A high-rank LoRA adapter for LTX-Video 2 that substantially improves image-to-video generation quality. No complex workflows, no image preprocessing, no compression tricks -- just a direct image embedding pipeline that works.

What This Is

This LoRA was trained on 30,000 generated videos spanning a wide range of subjects, styles, and motion types. The result is a highly generalized adapter that strengthens LTX-2's ability to take a single image and produce coherent, high-fidelity video from it.

Key Specs

Parameter	Value
Base Model	LTX-Video 2
LoRA Rank	256
Training Set	~30,000 generated videos
Training Scope	Visual only (no explicit audio training)

What It Does

Improved image fidelity -- the generated video maintains stronger adherence to the source image with less drift or distortion across frames.
Better motion coherence -- subjects move more naturally and consistently throughout the clip.
Broader generalization -- performs well across diverse subjects and scenes without needing per-category tuning.
Zero-workflow overhead -- no ControlNet, no IP-Adapter stacking, no image manipulation required. Load the LoRA, attach an image embedding, prompt, and generate.

A Note on Audio

Audio was not explicitly trained into this LoRA. However, due to the nature of how LTX-2 handles its latent space, there are subtle shifts in audio output compared to the base model.
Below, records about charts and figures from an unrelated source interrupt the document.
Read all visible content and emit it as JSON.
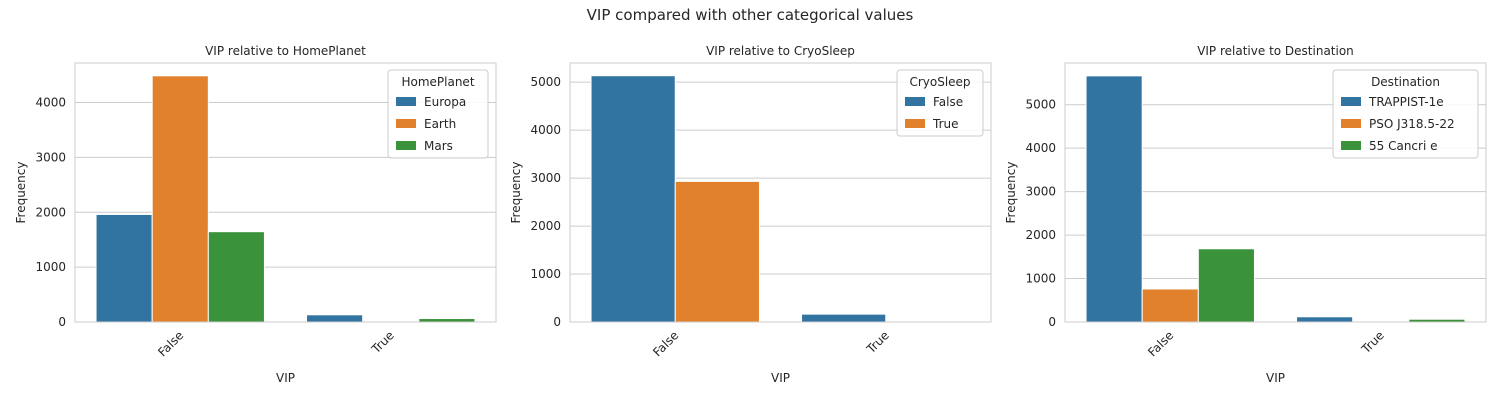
{
  "suptitle": "VIP compared with other categorical values",
  "colors": [
    "#3274a1",
    "#e1812c",
    "#3a923a"
  ],
  "chart_data": [
    {
      "type": "bar",
      "title": "VIP relative to HomePlanet",
      "xlabel": "VIP",
      "ylabel": "Frequency",
      "categories": [
        "False",
        "True"
      ],
      "legend_title": "HomePlanet",
      "legend_position": "top-right",
      "grid": true,
      "ylim": [
        0,
        4720
      ],
      "yticks": [
        0,
        1000,
        2000,
        3000,
        4000
      ],
      "series": [
        {
          "name": "Europa",
          "values": [
            1960,
            131
          ]
        },
        {
          "name": "Earth",
          "values": [
            4487,
            0
          ]
        },
        {
          "name": "Mars",
          "values": [
            1646,
            63
          ]
        }
      ]
    },
    {
      "type": "bar",
      "title": "VIP relative to CryoSleep",
      "xlabel": "VIP",
      "ylabel": "Frequency",
      "categories": [
        "False",
        "True"
      ],
      "legend_title": "CryoSleep",
      "legend_position": "top-right",
      "grid": true,
      "ylim": [
        0,
        5400
      ],
      "yticks": [
        0,
        1000,
        2000,
        3000,
        4000,
        5000
      ],
      "series": [
        {
          "name": "False",
          "values": [
            5135,
            164
          ]
        },
        {
          "name": "True",
          "values": [
            2932,
            0
          ]
        }
      ]
    },
    {
      "type": "bar",
      "title": "VIP relative to Destination",
      "xlabel": "VIP",
      "ylabel": "Frequency",
      "categories": [
        "False",
        "True"
      ],
      "legend_title": "Destination",
      "legend_position": "top-right",
      "grid": true,
      "ylim": [
        0,
        5960
      ],
      "yticks": [
        0,
        1000,
        2000,
        3000,
        4000,
        5000
      ],
      "series": [
        {
          "name": "TRAPPIST-1e",
          "values": [
            5664,
            120
          ]
        },
        {
          "name": "PSO J318.5-22",
          "values": [
            760,
            0
          ]
        },
        {
          "name": "55 Cancri e",
          "values": [
            1685,
            64
          ]
        }
      ]
    }
  ]
}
This is a side effect of the training process, not an intentional feature.

Usage (ComfyUI)

Place the LoRA file in your ComfyUI/models/loras/ directory.
Add an LTX-2 model loader node and load the base LTX-2 checkpoint.
Add a Load LoRA node and select this adapter.
Connect an image embedding node with your source image.
Add your text prompt and generate.

No additional nodes, preprocessing steps, or auxiliary models are needed.

Examples

Three reference videos demonstrating the adapter's output quality:

Model Details

Architecture: LoRA (Low-Rank Adaptation) applied to LTX-Video 2's transformer layers
Rank 256 provides a high-capacity adaptation while remaining efficient to load and merge
Training data was intentionally diverse to avoid overfitting to any single domain, producing a general-purpose image-to-video adapter rather than a style-specific fine-tune

License

Please refer to the LTX-Video license for base model terms.